You are in need of Him, may He be exalted, so that He allows you to achieve the consolidation (thabat) of constant love (wadd) for Him and affectionate love for him (the Prophet) whom He (God) has ordered you to love, fixing love for him in your soul (nafs).

  1. Realization (tahaqqoq)

Affectionate love (wadd) consists in the actual manifestation of love (mahabba), from which it originates, and in the constancy (thabat) of that love. Qur’an 78:7 says:

Have We not made pegs (awtâd) of the mountains?

Qur’an 78:7

These pegs [which serve as supports for a tent] are called either watad (pl. awtâd) or wadd, so the term wadd means firmness (ithbat) and constancy (thabat). Therefore, the lover (almohibb) is the one whose love is free and pure and is devoted to the will of the Beloved, whilst the Loving One (al-Wadûd) is the One Whose love is constant.

  1. Adoption or characterization (takhalloq)

If the love (hobb) of Allah – may He be glorified and exalted – and the love of the one whom He has ordered you to love prevail in the heart of the servant in every state (hâl), which may arise unexpectedly from the Beloved (Mahbûb), whether it is agreeable to him or not, then that servant is called loving (wadûd).

It is now a small step to turn to shaykh Ibn al-‘Arabi’s Vocabulary of Love. The shaykh makes it clear (at the beginning of chapter 178 of The Openings Revealed in Makkah; translated by Maurice Gloton into French as Traité de l’amour; Paris; 1986) that love has four names:

  1. Hobb, germinal, seminal or original love, whose purity penetrates the heart and whose limpidity is not subject to accidental changes.
  2. Wadd, affection or the faithful attachment of love, a word to which the divine name Wadûd is related, the Constantly Lovable and Loving.. The faithful attachment of love is one of the divine characteristics. [According to the dictionary], it is to remain in something constantly. The noun Wadd, post, permanent tie, has been given to anything which is fixed in the earth.
  3. ‘Eshq, the spiralling of love or distraught love, extreme love or overwhelming love. This term comes from the same root as ‘ashaqa, convolvulus or bindweed [which winds itself in a spiral round a support, which it succeeds in smothering or causing to disappear; unlike the other three this term is not Qur’anic].
  4. Hawâ, the sudden inclination of love or unexpected passion of love.

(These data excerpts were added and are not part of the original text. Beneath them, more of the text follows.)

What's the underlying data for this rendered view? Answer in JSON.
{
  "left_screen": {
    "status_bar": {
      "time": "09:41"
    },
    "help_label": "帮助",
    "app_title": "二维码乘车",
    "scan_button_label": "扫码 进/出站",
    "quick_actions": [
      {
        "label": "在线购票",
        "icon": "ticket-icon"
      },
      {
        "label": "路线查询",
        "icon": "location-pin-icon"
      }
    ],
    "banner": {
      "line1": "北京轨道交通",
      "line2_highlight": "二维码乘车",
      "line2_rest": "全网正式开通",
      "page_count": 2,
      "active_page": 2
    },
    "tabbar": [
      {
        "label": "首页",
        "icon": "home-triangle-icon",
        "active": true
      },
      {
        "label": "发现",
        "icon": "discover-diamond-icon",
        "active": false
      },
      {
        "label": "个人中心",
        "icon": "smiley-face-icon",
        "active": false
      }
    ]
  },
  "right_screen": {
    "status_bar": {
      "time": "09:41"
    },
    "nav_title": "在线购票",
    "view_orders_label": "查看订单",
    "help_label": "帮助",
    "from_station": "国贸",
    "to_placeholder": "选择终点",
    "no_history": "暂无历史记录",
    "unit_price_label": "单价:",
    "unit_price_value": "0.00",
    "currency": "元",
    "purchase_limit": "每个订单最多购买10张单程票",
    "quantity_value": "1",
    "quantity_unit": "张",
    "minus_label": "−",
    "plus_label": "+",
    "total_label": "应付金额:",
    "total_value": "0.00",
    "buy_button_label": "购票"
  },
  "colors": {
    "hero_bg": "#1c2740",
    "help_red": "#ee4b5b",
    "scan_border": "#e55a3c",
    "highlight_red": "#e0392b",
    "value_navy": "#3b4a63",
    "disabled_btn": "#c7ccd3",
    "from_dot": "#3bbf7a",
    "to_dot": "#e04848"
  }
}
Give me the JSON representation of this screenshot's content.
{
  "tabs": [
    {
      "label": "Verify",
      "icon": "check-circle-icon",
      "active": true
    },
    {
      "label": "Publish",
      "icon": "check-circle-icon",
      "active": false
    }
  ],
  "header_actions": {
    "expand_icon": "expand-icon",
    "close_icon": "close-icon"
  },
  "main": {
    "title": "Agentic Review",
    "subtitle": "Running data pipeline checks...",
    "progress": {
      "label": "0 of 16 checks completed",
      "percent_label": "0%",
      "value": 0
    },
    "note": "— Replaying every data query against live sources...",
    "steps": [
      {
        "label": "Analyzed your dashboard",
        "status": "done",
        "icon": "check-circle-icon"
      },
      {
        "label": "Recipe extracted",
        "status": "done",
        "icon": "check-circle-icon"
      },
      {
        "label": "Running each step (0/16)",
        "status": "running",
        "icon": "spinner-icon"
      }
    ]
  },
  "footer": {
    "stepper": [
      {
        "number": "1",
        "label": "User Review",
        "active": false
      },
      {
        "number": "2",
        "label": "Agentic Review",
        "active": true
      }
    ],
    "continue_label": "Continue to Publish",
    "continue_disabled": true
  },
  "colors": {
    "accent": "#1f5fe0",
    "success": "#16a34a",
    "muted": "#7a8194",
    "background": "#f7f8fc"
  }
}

According shaykh Ibn al-’Arabi on love, the following can easily be understood:

  1. Hobb = love; habba = grain or seed (seed of love), the two meanings being indissociable from one another: love produces the seed and the seed develops due to the effect of the seed of love, which it contains.
  2. ‘Ashaqa = convolvulus (which grows in a spiral around a support); ‘eshq represents love in an ascending, spiroid form like one of the aspects of movement belonging to the spirit (rûh) and like convolvulus.

Or, tells Maurice Gloton, by considering the polysemy of the root of a single word:

  1. Wadd = stake, nail, peg; wadd = love. The love designated by the term wadd is a solid, rooted and faithful love.
  2. Hawâ = passion; hawâ = love. The love designated by the word hawâ is the surge of love, the passion of loving.

Here we have four names and so four different connotations of love, although in the translations one often finds only this one, same word ‘love’ for all four aspects.

Furthermore we may point out that the third aspect of love that shaykh Ibn al-‘Arabi qualifies by ‘eshq implies an ascending movement whilst the fourth, hawâ also signifies, in the dictionary, ‘to fall from above to below’ and gives rise to the expression: air, atmosphere. Thus, the blowing of the divine breath in its double movement of expansive and contractive spiralling, circulates or evolves in the divine economy or in the creature according to an ascending and descending movement after the fashion of air heated by the sun or cooled by night.